Review of
"Computational identification and experimental characterization of preferred downstream positions in human core promoters"

Review of "Computational identification and experimental characterization of preferred downstream positions in human core promoters"

Submitted by mberkeley  

June 24, 2024, 2:23 p.m.

Lead reviewer

mberkeley

Review Body

Reproducibility

Did you manage to reproduce it?
Partially Reproducible
Reproducibility rating
How much of the paper did you manage to reproduce?
5 / 10
Briefly describe the procedure followed/tools used to reproduce it

I downloaded and installed RStudio to replicate the figures.

I also set up a project in Renku as an independent check to ensure the difficulties I had were not due to my own system.

Briefly describe your familiarity with the procedure/tools used by the paper.

Not very familiar. I have used R in the past but not regularly. Fortunately it is easy to understand.

Which type of operating system were you working in?
Apple Operating System (macOSX)
What additional software did you need to install?

I installed RStudio (version 2024.04.2+764) and used Rscript version 3.4.0. I also had to install the corrplot package through RStudio. Then I had to install the seqLogo package using the instructions here: https://bioconductor.org/packages/release/bioc/html/seqLogo.html

What software did you use

R Studio

Renku

What were the main challenges you ran into (if any)?

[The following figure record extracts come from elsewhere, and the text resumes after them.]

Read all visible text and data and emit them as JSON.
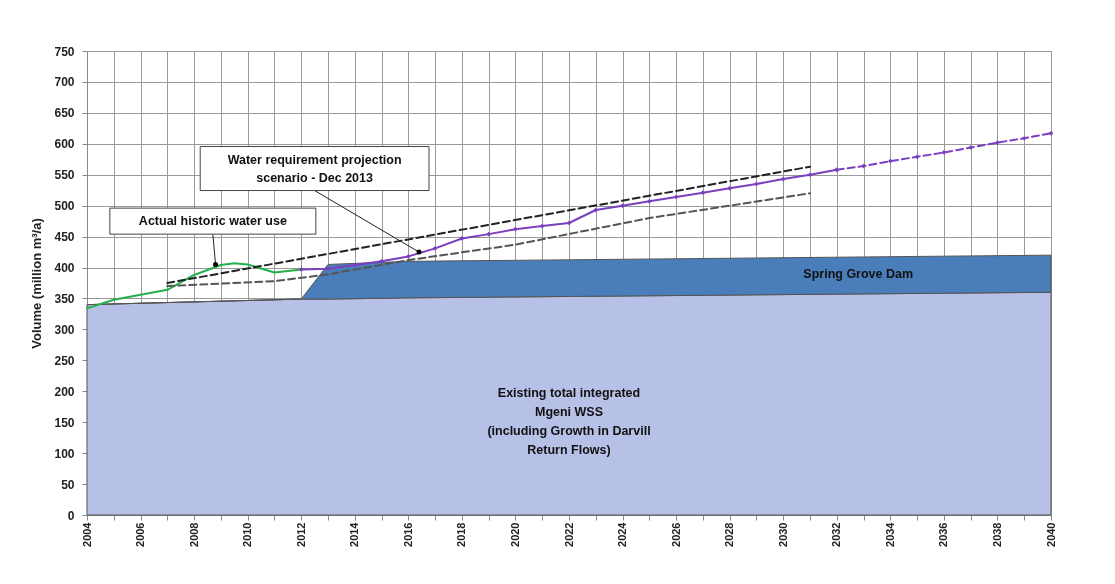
{
  "chart_data": {
    "type": "line",
    "ylabel": "Volume (million m³/a)",
    "stacked": true,
    "grid": true,
    "x": [
      2004,
      2012,
      2013,
      2016,
      2040
    ],
    "xlim": [
      2004,
      2040
    ],
    "xticks": [
      2004,
      {
        "value": 2005,
        "label": null
      },
      2006,
      {
        "value": 2007,
        "label": null
      },
      2008,
      {
        "value": 2009,
        "label": null
      },
      2010,
      {
        "value": 2011,
        "label": null
      },
      2012,
      {
        "value": 2013,
        "label": null
      },
      2014,
      {
        "value": 2015,
        "label": null
      },
      2016,
      {
        "value": 2017,
        "label": null
      },
      2018,
      {
        "value": 2019,
        "label": null
      },
      2020,
      {
        "value": 2021,
        "label": null
      },
      2022,
      {
        "value": 2023,
        "label": null
      },
      2024,
      {
        "value": 2025,
        "label": null
      },
      2026,
      {
        "value": 2027,
        "label": null
      },
      2028,
      {
        "value": 2029,
        "label": null
      },
      2030,
      {
        "value": 2031,
        "label": null
      },
      2032,
      {
        "value": 2033,
        "label": null
      },
      2034,
      {
        "value": 2035,
        "label": null
      },
      2036,
      {
        "value": 2037,
        "label": null
      },
      2038,
      {
        "value": 2039,
        "label": null
      },
      2040
    ],
    "ylim": [
      0,
      750
    ],
    "yticks": [
      0,
      50,
      100,
      150,
      200,
      250,
      300,
      350,
      400,
      450,
      500,
      550,
      600,
      650,
      700,
      750
    ],
    "series": [
      {
        "name": "Existing total integrated\nMgeni WSS\n(including Growth in Darvill\nReturn Flows)",
        "type": "area",
        "color": "#b7c0e6",
        "values": [
          340,
          349,
          349,
          351,
          360
        ]
      },
      {
        "name": "Spring Grove Dam",
        "type": "area",
        "color": "#4a7ebb",
        "values": [
          0,
          0,
          56,
          59,
          60
        ]
      },
      {
        "color": "#22b14c",
        "line_style": "solid",
        "marker": "none",
        "x": [
          2004,
          2005,
          2006,
          2007,
          2008,
          2009,
          2009.5,
          2010,
          2011,
          2012
        ],
        "values": [
          334,
          348,
          356,
          364,
          388,
          404,
          407,
          405,
          392,
          397
        ]
      },
      {
        "color": "#7b3fbf",
        "line_style": "solid",
        "marker": "diamond",
        "x": [
          2012,
          2013,
          2014,
          2015,
          2016,
          2017,
          2018,
          2019,
          2020,
          2021,
          2022,
          2023,
          2024,
          2025,
          2026,
          2027,
          2028,
          2029,
          2030,
          2031,
          2032
        ],
        "values": [
          397,
          398,
          404,
          410,
          418,
          431,
          447,
          454,
          462,
          467,
          472,
          493,
          500,
          507,
          514,
          521,
          528,
          535,
          543,
          550,
          558
        ]
      },
      {
        "color": "#7b3fbf",
        "line_style": "dashed",
        "marker": "diamond",
        "x": [
          2032,
          2033,
          2034,
          2035,
          2036,
          2037,
          2038,
          2039,
          2040
        ],
        "values": [
          558,
          564,
          572,
          579,
          586,
          594,
          602,
          609,
          617
        ]
      },
      {
        "color": "#222222",
        "line_style": "dashed",
        "marker": "none",
        "x": [
          2007,
          2031
        ],
        "values": [
          375,
          563
        ]
      },
      {
        "color": "#555555",
        "line_style": "dashed",
        "marker": "none",
        "x": [
          2007,
          2009,
          2011,
          2013,
          2016,
          2020,
          2025,
          2031
        ],
        "values": [
          370,
          374,
          378,
          389,
          412,
          437,
          480,
          520
        ]
      }
    ],
    "annotations": [
      {
        "text": "Actual historic water use",
        "x": 2008.8,
        "y": 405
      },
      {
        "text": "Water requirement projection scenario - Dec 2013",
        "x": 2016.4,
        "y": 425
      }
    ]
  }
}
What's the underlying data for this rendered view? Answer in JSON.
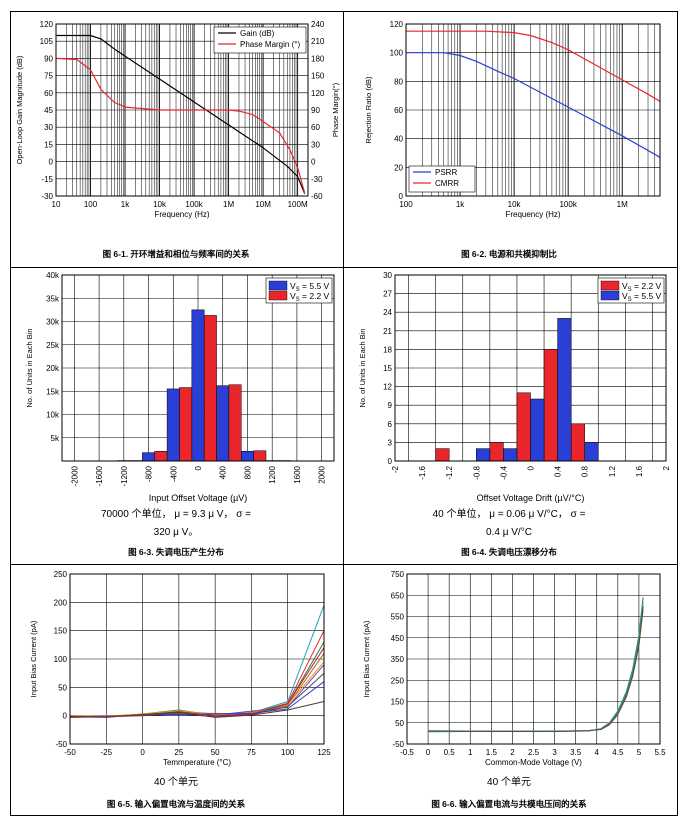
{
  "panels": {
    "p1": {
      "caption": "图 6-1. 开环增益和相位与频率间的关系"
    },
    "p2": {
      "caption": "图 6-2. 电源和共模抑制比"
    },
    "p3": {
      "caption": "图 6-3. 失调电压产生分布",
      "note1": "70000 个单位， μ = 9.3 μ V， σ =",
      "note2": "320 μ V。"
    },
    "p4": {
      "caption": "图 6-4. 失调电压漂移分布",
      "note1": "40 个单位， μ = 0.06 μ V/°C， σ =",
      "note2": "0.4 μ V/°C"
    },
    "p5": {
      "caption": "图 6-5. 输入偏置电流与温度间的关系",
      "note1": "40 个单元"
    },
    "p6": {
      "caption": "图 6-6. 输入偏置电流与共模电压间的关系",
      "note1": "40 个单元"
    }
  },
  "colors": {
    "black": "#000000",
    "red": "#e8262b",
    "blue": "#2a3fd6"
  },
  "chart_data": [
    {
      "id": "c1",
      "type": "line",
      "xlabel": "Frequency (Hz)",
      "ylabel": "Open-Loop Gain Magnitude (dB)",
      "y2label": "Phase Margin(°)",
      "xscale": "log",
      "xlim": [
        10,
        200000000
      ],
      "ylim": [
        -30,
        120
      ],
      "y2lim": [
        -60,
        240
      ],
      "xticks": [
        {
          "v": 10,
          "t": "10"
        },
        {
          "v": 100,
          "t": "100"
        },
        {
          "v": 1000,
          "t": "1k"
        },
        {
          "v": 10000,
          "t": "10k"
        },
        {
          "v": 100000,
          "t": "100k"
        },
        {
          "v": 1000000,
          "t": "1M"
        },
        {
          "v": 10000000,
          "t": "10M"
        },
        {
          "v": 100000000,
          "t": "100M"
        }
      ],
      "yticks": [
        -30,
        -15,
        0,
        15,
        30,
        45,
        60,
        75,
        90,
        105,
        120
      ],
      "y2ticks": [
        -60,
        -30,
        0,
        30,
        60,
        90,
        120,
        150,
        180,
        210,
        240
      ],
      "legend": "top-right",
      "series": [
        {
          "name": "Gain (dB)",
          "color": "black",
          "axis": "y",
          "points": [
            [
              10,
              110
            ],
            [
              100,
              110
            ],
            [
              200,
              107
            ],
            [
              500,
              98
            ],
            [
              1000,
              92
            ],
            [
              10000,
              72
            ],
            [
              100000,
              52
            ],
            [
              1000000,
              32
            ],
            [
              10000000,
              12
            ],
            [
              50000000,
              -4
            ],
            [
              100000000,
              -13
            ],
            [
              160000000,
              -28
            ]
          ]
        },
        {
          "name": "Phase Margin (°)",
          "color": "red",
          "axis": "y2",
          "points": [
            [
              10,
              180
            ],
            [
              40,
              178
            ],
            [
              100,
              160
            ],
            [
              200,
              126
            ],
            [
              500,
              103
            ],
            [
              1000,
              95
            ],
            [
              10000,
              90
            ],
            [
              100000,
              90
            ],
            [
              1000000,
              90
            ],
            [
              2000000,
              88
            ],
            [
              5000000,
              82
            ],
            [
              10000000,
              70
            ],
            [
              30000000,
              50
            ],
            [
              60000000,
              20
            ],
            [
              100000000,
              -10
            ],
            [
              160000000,
              -55
            ]
          ]
        }
      ]
    },
    {
      "id": "c2",
      "type": "line",
      "xlabel": "Frequency (Hz)",
      "ylabel": "Rejection Ratio (dB)",
      "xscale": "log",
      "xlim": [
        100,
        5000000
      ],
      "ylim": [
        0,
        120
      ],
      "xticks": [
        {
          "v": 100,
          "t": "100"
        },
        {
          "v": 1000,
          "t": "1k"
        },
        {
          "v": 10000,
          "t": "10k"
        },
        {
          "v": 100000,
          "t": "100k"
        },
        {
          "v": 1000000,
          "t": "1M"
        }
      ],
      "yticks": [
        0,
        20,
        40,
        60,
        80,
        100,
        120
      ],
      "legend": "bottom-left",
      "series": [
        {
          "name": "PSRR",
          "color": "blue",
          "points": [
            [
              100,
              100
            ],
            [
              500,
              100
            ],
            [
              1000,
              98
            ],
            [
              2000,
              94
            ],
            [
              5000,
              87
            ],
            [
              10000,
              82
            ],
            [
              100000,
              62
            ],
            [
              1000000,
              42
            ],
            [
              5000000,
              27
            ]
          ]
        },
        {
          "name": "CMRR",
          "color": "red",
          "points": [
            [
              100,
              115
            ],
            [
              3000,
              115
            ],
            [
              10000,
              114
            ],
            [
              20000,
              112
            ],
            [
              50000,
              107
            ],
            [
              100000,
              102
            ],
            [
              300000,
              92
            ],
            [
              1000000,
              81
            ],
            [
              3000000,
              71
            ],
            [
              5000000,
              66
            ]
          ]
        }
      ]
    },
    {
      "id": "c3",
      "type": "bar",
      "xlabel": "Input Offset Voltage (µV)",
      "ylabel": "No. of Units in Each Bin",
      "xlim": [
        -2200,
        2200
      ],
      "ylim": [
        0,
        40000
      ],
      "binwidth": 200,
      "xticks": [
        {
          "v": -2000,
          "t": "-2000"
        },
        {
          "v": -1600,
          "t": "-1600"
        },
        {
          "v": -1200,
          "t": "-1200"
        },
        {
          "v": -800,
          "t": "-800"
        },
        {
          "v": -400,
          "t": "-400"
        },
        {
          "v": 0,
          "t": "0"
        },
        {
          "v": 400,
          "t": "400"
        },
        {
          "v": 800,
          "t": "800"
        },
        {
          "v": 1200,
          "t": "1200"
        },
        {
          "v": 1600,
          "t": "1600"
        },
        {
          "v": 2000,
          "t": "2000"
        }
      ],
      "yticks": [
        {
          "v": 5000,
          "t": "5k"
        },
        {
          "v": 10000,
          "t": "10k"
        },
        {
          "v": 15000,
          "t": "15k"
        },
        {
          "v": 20000,
          "t": "20k"
        },
        {
          "v": 25000,
          "t": "25k"
        },
        {
          "v": 30000,
          "t": "30k"
        },
        {
          "v": 35000,
          "t": "35k"
        },
        {
          "v": 40000,
          "t": "40k"
        }
      ],
      "legend": "top-right",
      "series": [
        {
          "name": "V_S = 5.5 V",
          "label": "V",
          "sub": "S",
          "suffix": " = 5.5 V",
          "color": "blue",
          "bins": [
            [
              -1200,
              100
            ],
            [
              -800,
              1800
            ],
            [
              -400,
              15500
            ],
            [
              0,
              32500
            ],
            [
              400,
              16200
            ],
            [
              800,
              2100
            ],
            [
              1200,
              100
            ]
          ]
        },
        {
          "name": "V_S = 2.2 V",
          "label": "V",
          "sub": "S",
          "suffix": " = 2.2 V",
          "color": "red",
          "bins": [
            [
              -1000,
              100
            ],
            [
              -600,
              2100
            ],
            [
              -200,
              15800
            ],
            [
              200,
              31300
            ],
            [
              600,
              16400
            ],
            [
              1000,
              2200
            ],
            [
              1400,
              100
            ]
          ]
        }
      ]
    },
    {
      "id": "c4",
      "type": "bar",
      "xlabel": "Offset Voltage Drift (µV/°C)",
      "ylabel": "No. of Units in Each Bin",
      "xlim": [
        -2,
        2
      ],
      "ylim": [
        0,
        30
      ],
      "binwidth": 0.2,
      "xticks": [
        {
          "v": -2,
          "t": "-2"
        },
        {
          "v": -1.6,
          "t": "-1.6"
        },
        {
          "v": -1.2,
          "t": "-1.2"
        },
        {
          "v": -0.8,
          "t": "-0.8"
        },
        {
          "v": -0.4,
          "t": "-0.4"
        },
        {
          "v": 0,
          "t": "0"
        },
        {
          "v": 0.4,
          "t": "0.4"
        },
        {
          "v": 0.8,
          "t": "0.8"
        },
        {
          "v": 1.2,
          "t": "1.2"
        },
        {
          "v": 1.6,
          "t": "1.6"
        },
        {
          "v": 2,
          "t": "2"
        }
      ],
      "yticks": [
        {
          "v": 0,
          "t": "0"
        },
        {
          "v": 3,
          "t": "3"
        },
        {
          "v": 6,
          "t": "6"
        },
        {
          "v": 9,
          "t": "9"
        },
        {
          "v": 12,
          "t": "12"
        },
        {
          "v": 15,
          "t": "15"
        },
        {
          "v": 18,
          "t": "18"
        },
        {
          "v": 21,
          "t": "21"
        },
        {
          "v": 24,
          "t": "24"
        },
        {
          "v": 27,
          "t": "27"
        },
        {
          "v": 30,
          "t": "30"
        }
      ],
      "legend": "top-right",
      "series": [
        {
          "name": "V_S = 2.2 V",
          "label": "V",
          "sub": "S",
          "suffix": " = 2.2 V",
          "color": "red",
          "bins": [
            [
              -1.3,
              2
            ],
            [
              -0.5,
              3
            ],
            [
              -0.1,
              11
            ],
            [
              0.3,
              18
            ],
            [
              0.7,
              6
            ]
          ]
        },
        {
          "name": "V_S = 5.5 V",
          "label": "V",
          "sub": "S",
          "suffix": " = 5.5 V",
          "color": "blue",
          "bins": [
            [
              -0.7,
              2
            ],
            [
              -0.3,
              2
            ],
            [
              0.1,
              10
            ],
            [
              0.5,
              23
            ],
            [
              0.9,
              3
            ]
          ]
        }
      ]
    },
    {
      "id": "c5",
      "type": "line",
      "xlabel": "Temmperature (°C)",
      "ylabel": "Input Bias Current (pA)",
      "xlim": [
        -50,
        125
      ],
      "ylim": [
        -50,
        250
      ],
      "xticks": [
        {
          "v": -50,
          "t": "-50"
        },
        {
          "v": -25,
          "t": "-25"
        },
        {
          "v": 0,
          "t": "0"
        },
        {
          "v": 25,
          "t": "25"
        },
        {
          "v": 50,
          "t": "50"
        },
        {
          "v": 75,
          "t": "75"
        },
        {
          "v": 100,
          "t": "100"
        },
        {
          "v": 125,
          "t": "125"
        }
      ],
      "yticks": [
        -50,
        0,
        50,
        100,
        150,
        200,
        250
      ],
      "x": [
        -50,
        -25,
        0,
        25,
        50,
        75,
        100,
        125
      ],
      "series": [
        {
          "name": "unit",
          "color": "#1aa3b8",
          "values": [
            -2,
            -2,
            2,
            8,
            3,
            5,
            25,
            195
          ]
        },
        {
          "name": "unit",
          "color": "#e8262b",
          "values": [
            -1,
            -1,
            1,
            6,
            2,
            4,
            22,
            150
          ]
        },
        {
          "name": "unit",
          "color": "#2b7a2b",
          "values": [
            0,
            -2,
            3,
            10,
            0,
            6,
            20,
            130
          ]
        },
        {
          "name": "unit",
          "color": "#b36b00",
          "values": [
            -3,
            -1,
            2,
            4,
            4,
            3,
            18,
            110
          ]
        },
        {
          "name": "unit",
          "color": "#7a3db8",
          "values": [
            -1,
            0,
            1,
            5,
            1,
            8,
            15,
            90
          ]
        },
        {
          "name": "unit",
          "color": "#4d4d4d",
          "values": [
            -2,
            -2,
            0,
            3,
            -2,
            2,
            16,
            75
          ]
        },
        {
          "name": "unit",
          "color": "#d6a21a",
          "values": [
            0,
            -1,
            3,
            9,
            1,
            5,
            19,
            95
          ]
        },
        {
          "name": "unit",
          "color": "#2a3fd6",
          "values": [
            -2,
            -3,
            2,
            2,
            3,
            4,
            12,
            60
          ]
        },
        {
          "name": "unit",
          "color": "#c2185b",
          "values": [
            -1,
            -2,
            1,
            7,
            0,
            3,
            21,
            120
          ]
        },
        {
          "name": "unit",
          "color": "#5c3a1e",
          "values": [
            -3,
            -2,
            2,
            6,
            -3,
            1,
            10,
            25
          ]
        }
      ]
    },
    {
      "id": "c6",
      "type": "line",
      "xlabel": "Common-Mode Voltage (V)",
      "ylabel": "Input Bias Current (pA)",
      "xlim": [
        -0.5,
        5.5
      ],
      "ylim": [
        -50,
        750
      ],
      "xticks": [
        {
          "v": -0.5,
          "t": "-0.5"
        },
        {
          "v": 0,
          "t": "0"
        },
        {
          "v": 0.5,
          "t": "0.5"
        },
        {
          "v": 1,
          "t": "1"
        },
        {
          "v": 1.5,
          "t": "1.5"
        },
        {
          "v": 2,
          "t": "2"
        },
        {
          "v": 2.5,
          "t": "2.5"
        },
        {
          "v": 3,
          "t": "3"
        },
        {
          "v": 3.5,
          "t": "3.5"
        },
        {
          "v": 4,
          "t": "4"
        },
        {
          "v": 4.5,
          "t": "4.5"
        },
        {
          "v": 5,
          "t": "5"
        },
        {
          "v": 5.5,
          "t": "5.5"
        }
      ],
      "yticks": [
        -50,
        50,
        150,
        250,
        350,
        450,
        550,
        650,
        750
      ],
      "x": [
        0,
        1,
        2,
        3,
        3.8,
        4.1,
        4.3,
        4.5,
        4.7,
        4.85,
        5.0,
        5.1
      ],
      "series": [
        {
          "name": "unit",
          "color": "#e8262b",
          "values": [
            10,
            10,
            10,
            10,
            12,
            20,
            45,
            95,
            180,
            280,
            430,
            600
          ]
        },
        {
          "name": "unit",
          "color": "#2b7a2b",
          "values": [
            8,
            9,
            9,
            9,
            11,
            22,
            50,
            105,
            195,
            300,
            460,
            640
          ]
        },
        {
          "name": "unit",
          "color": "#b36b00",
          "values": [
            12,
            11,
            11,
            10,
            13,
            18,
            40,
            88,
            170,
            265,
            410,
            580
          ]
        },
        {
          "name": "unit",
          "color": "#1aa3b8",
          "values": [
            9,
            10,
            10,
            11,
            12,
            21,
            48,
            100,
            188,
            290,
            445,
            620
          ]
        },
        {
          "name": "unit",
          "color": "#4d4d4d",
          "values": [
            11,
            10,
            9,
            10,
            12,
            19,
            43,
            92,
            175,
            272,
            420,
            595
          ]
        }
      ]
    }
  ]
}
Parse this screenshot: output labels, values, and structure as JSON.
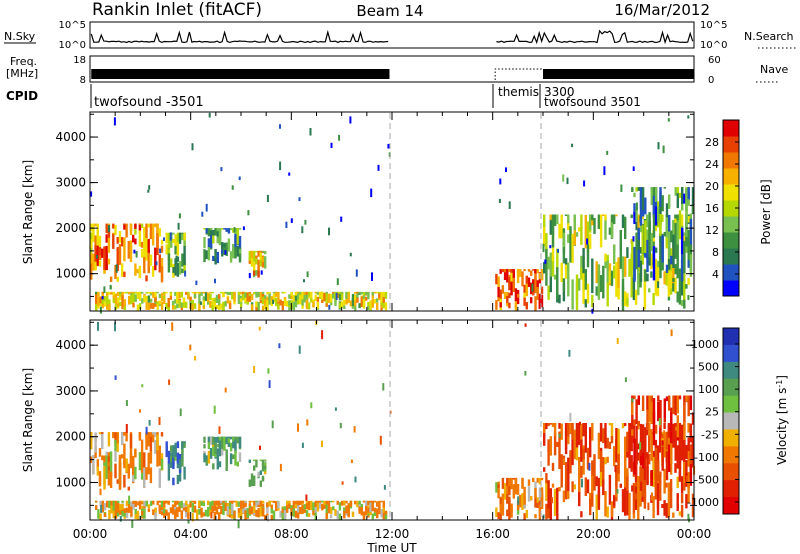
{
  "header": {
    "title": "Rankin Inlet (fitACF)",
    "beam": "Beam 14",
    "date": "16/Mar/2012"
  },
  "top_panels": {
    "nsky": {
      "left_label": "N.Sky",
      "right_label": "N.Search",
      "ticks_left": [
        "10^5",
        "10^0"
      ],
      "ticks_right": [
        "10^5",
        "10^0"
      ]
    },
    "freq": {
      "left_label_1": "Freq.",
      "left_label_2": "[MHz]",
      "right_label": "Nave",
      "ticks_left": [
        "18",
        "8"
      ],
      "ticks_right": [
        "60",
        "0"
      ]
    },
    "cpid": {
      "label": "CPID",
      "segments": [
        {
          "name": "twofsound -3501"
        },
        {
          "name": "themis"
        },
        {
          "name": "3300"
        },
        {
          "name": "twofsound 3501"
        }
      ]
    }
  },
  "chart_data": [
    {
      "type": "heatmap",
      "panel": "power",
      "ylabel": "Slant Range [km]",
      "xlabel": "",
      "xlim": [
        0,
        24
      ],
      "ylim": [
        180,
        4550
      ],
      "yticks": [
        "1000",
        "2000",
        "3000",
        "4000"
      ],
      "data_gap_ut": [
        11.9,
        16.1
      ],
      "colorbar": {
        "label": "Power [dB]",
        "range": [
          0,
          32
        ],
        "ticks": [
          "4",
          "8",
          "12",
          "16",
          "20",
          "24",
          "28"
        ],
        "colors": [
          "#0000ff",
          "#2052c0",
          "#2a7850",
          "#3c9040",
          "#78c050",
          "#b4d800",
          "#f0e000",
          "#f8b000",
          "#f07800",
          "#e84000",
          "#e00000"
        ]
      },
      "echo_regions": [
        {
          "t": [
            0.0,
            2.9
          ],
          "r": [
            800,
            2100
          ],
          "value": 24
        },
        {
          "t": [
            3.0,
            3.8
          ],
          "r": [
            900,
            1900
          ],
          "value": 14
        },
        {
          "t": [
            4.5,
            6.0
          ],
          "r": [
            1200,
            2000
          ],
          "value": 10
        },
        {
          "t": [
            6.3,
            7.0
          ],
          "r": [
            900,
            1500
          ],
          "value": 20
        },
        {
          "t": [
            0.2,
            11.8
          ],
          "r": [
            180,
            600
          ],
          "value": 18
        },
        {
          "t": [
            16.1,
            18.0
          ],
          "r": [
            180,
            1100
          ],
          "value": 27
        },
        {
          "t": [
            18.0,
            24.0
          ],
          "r": [
            180,
            2300
          ],
          "value": 14
        },
        {
          "t": [
            21.5,
            24.0
          ],
          "r": [
            800,
            2900
          ],
          "value": 9
        }
      ]
    },
    {
      "type": "heatmap",
      "panel": "velocity",
      "ylabel": "Slant Range [km]",
      "xlabel": "Time UT",
      "xlim": [
        0,
        24
      ],
      "ylim": [
        180,
        4550
      ],
      "xticks": [
        "00:00",
        "04:00",
        "08:00",
        "12:00",
        "16:00",
        "20:00",
        "00:00"
      ],
      "yticks": [
        "1000",
        "2000",
        "3000",
        "4000"
      ],
      "data_gap_ut": [
        11.9,
        16.1
      ],
      "colorbar": {
        "label": "Velocity [m s^-1]",
        "ticks": [
          "1000",
          "500",
          "100",
          "25",
          "-25",
          "-100",
          "-500",
          "-1000"
        ],
        "colors": [
          "#2030b0",
          "#3050d0",
          "#3e8a80",
          "#58a050",
          "#70c040",
          "#b8b8b8",
          "#f0b000",
          "#f07800",
          "#e85000",
          "#e02000",
          "#e00000"
        ]
      },
      "echo_regions": [
        {
          "t": [
            0.0,
            2.9
          ],
          "r": [
            800,
            2100
          ],
          "value": -150
        },
        {
          "t": [
            3.0,
            3.8
          ],
          "r": [
            900,
            1900
          ],
          "value": 400
        },
        {
          "t": [
            4.5,
            6.0
          ],
          "r": [
            1200,
            2000
          ],
          "value": 200
        },
        {
          "t": [
            6.3,
            7.0
          ],
          "r": [
            900,
            1500
          ],
          "value": 150
        },
        {
          "t": [
            0.2,
            11.8
          ],
          "r": [
            180,
            600
          ],
          "value": -100
        },
        {
          "t": [
            16.1,
            18.0
          ],
          "r": [
            180,
            1100
          ],
          "value": -200
        },
        {
          "t": [
            18.0,
            24.0
          ],
          "r": [
            180,
            2300
          ],
          "value": -400
        },
        {
          "t": [
            21.5,
            24.0
          ],
          "r": [
            800,
            2900
          ],
          "value": -600
        }
      ]
    }
  ]
}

Figure 2: the code references just the dm6 matrices and not the hg19 matrices, so when I ran the fig2.R script three of the six plots were incorrect.

Figure 5 in the paper does not correspond with Fig5 in the repository. The correlation plot is the same as the one generated in Fig4, and there are two additional bar plots created that do not appear to be in the paper.

In the clusteringAlgorithms directory the driver.sh script, specifically the seq2mono.pl calls, never complete. They are taking 0 cpu and 0 memory according to a top inspection, but apart from creating an empty .dat output file nothing appears to be happening. I have left it running for several hours both on my system and on Renku with no result.

What were the positive features of this approach?

Generally well documented repository, with helpful README files at each level.

Any other comments/suggestions on the reproducibility approach?

Test the scripts provided and check the output corresponds with the paper figures.

If the long clustering scripts can be run in parallel please indicate this or provide a --threads or --cpus option.


Documentation

Documentation rating
How well was the material documented?
9 / 10
How could the documentation be improved?

It is very good in general. The top-level README could include more information on what order to run the various scripts and how the subdirectories tie together.

What do you like about the documentation?

I liked the modular approach to documentation, where each subfolder had its own README with instructions on how to reproduce just the data in the subfolder.

After attempting to reproduce, how familiar do you feel with the code and methods used in the paper?
7 / 10
Any suggestions on how the analysis could be made more transparent?

I don't use R, but I could understand the R scripts. The Perl scripts are harder to understand for someone who doesn't use Perl. Perhaps explain what the perl commands are doing.


Reusability

Reusability rating
Rate the project on reusability of the material
6 / 10
Permissive Data license included:  
Permissive Code license included:  

Any suggestions on how the project could be more reusable?


Any final comments

Nice repository structure. Clearly a lot of effort has been put into making the work reproducible. I think it needs a little more testing to iron out the remaining issues.